Il existe un moment semblable dans la paracha de cette semaine qui fut, à sa façon, tout aussi transformateur que les événements énumérés plus haut. Ce moment survint lorsque Joseph révéla finalement son identité à ses frères. Alors qu’ils demeurèrent sous le choc et silencieux, Joseph tint ces paroles :

Je suis Joseph, votre frère que vous avez vendu pour l'Égypte. Et maintenant, ne vous affligez point, ne soyez pas irrités contre vous-mêmes de m'avoir vendu pour ce pays ; car c'est pour le salut que le Seigneur m'y a envoyé avant vous... Non, ce n'est pas vous qui m'avez fait venir ici, c'est D.ieu (Genèse 45:4-8).

Il s’agit du premier moment documenté dans l’histoire où un être humain pardonne à un autre.

Selon le Midrach, D.ieu nous avait pardonné avant cela1, mais pas selon le sens littéral du texte. Le pardon est remarquablement absent lors des épisodes du déluge, de la tour de Babel et de Sodome. Quand Abraham a formulé sa prière audacieuse pour les habitants de Sodome, il n’a pas demandé à D.ieu de leur pardonner. Son argument était une question de justice et non de pardon. Peut-être existe-t-il des innocents là-bas, cinquante ou même dix ? Il serait injuste qu’ils meurent. Leur mérite devrait donc sauver les autres, dit Abraham. Mais c’est tout à fait différent que de demander à D.ieu de leur pardonner.

Joseph pardonna. Ce fut une première dans l’Histoire. Mais la Torah sous-entend que les frères n’ont pas pleinement saisi la portée de ses paroles. Après tout, il n’employa pas de manière explicite le mot « pardon ». À la place, il leur dit de ne pas s’affliger. Il a dit « Ce n’est pas vous, mais D.ieu ». Il leur a dit que leur action a eu un résultat positif. Mais tout cela était théoriquement compatible avec le fait de les tenir responsables et de mériter une punition. C’est pourquoi la Torah rapporte un autre événement des années plus tard, après le décès de Jacob. Les frères tentèrent de rencontrer Joseph, craignant sa vengeance, et inventèrent une histoire :

Ils donnèrent donc l’ordre de dire à Joseph : ton père a donné ordre, avant sa mort, en disant : « Ainsi direz-vous à Joseph : ‘De grâce, veuille pardonner à présent l’action malveillante de tes frères et leur faute, car ils t’ont fait du mal.’ » Et maintenant accorde, de grâce, le pardon à l’action malveillante des serviteurs du D.ieu de ton père. Et Joseph pleura quand on lui parla. (Genèse 50:16-18)

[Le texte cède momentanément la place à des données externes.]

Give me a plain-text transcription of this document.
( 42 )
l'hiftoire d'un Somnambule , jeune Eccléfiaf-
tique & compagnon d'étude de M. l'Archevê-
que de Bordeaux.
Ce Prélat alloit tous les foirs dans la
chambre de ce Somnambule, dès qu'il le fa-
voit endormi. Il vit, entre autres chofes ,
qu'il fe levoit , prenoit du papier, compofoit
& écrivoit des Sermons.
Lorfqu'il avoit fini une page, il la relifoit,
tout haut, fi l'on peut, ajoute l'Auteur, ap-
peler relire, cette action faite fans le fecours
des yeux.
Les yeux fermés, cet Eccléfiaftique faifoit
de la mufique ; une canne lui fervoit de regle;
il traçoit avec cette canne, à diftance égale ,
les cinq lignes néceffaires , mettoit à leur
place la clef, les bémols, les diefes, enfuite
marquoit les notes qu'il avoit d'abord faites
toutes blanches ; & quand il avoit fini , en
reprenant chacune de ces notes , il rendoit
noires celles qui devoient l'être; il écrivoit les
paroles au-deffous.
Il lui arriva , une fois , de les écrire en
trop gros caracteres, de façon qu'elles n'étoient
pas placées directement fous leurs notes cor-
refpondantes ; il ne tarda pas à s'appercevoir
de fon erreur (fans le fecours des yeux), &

Ce qu’ils dirent n’était qu’un mensonge, mais Joseph comprit pourquoi ils le dirent. Les frères employèrent le terme « pardon » - c’est la première fois qu’il apparaît explicitement dans la Torah - car ils ne savaient toujours pas ce que Joseph voulait dire. Quelqu’un peut-il vraiment pardonner ceux qui l’ont vendu en esclavage ? Joseph pleura parce que ses frères ne comprirent pas qu’il leur avait pardonné depuis longtemps. Il n’éprouvait aucune colère, aucun ressentiment, ni aucun désir de vengeance. Il avait surmonté ses émotions et pris du recul sur sa compréhension des événements.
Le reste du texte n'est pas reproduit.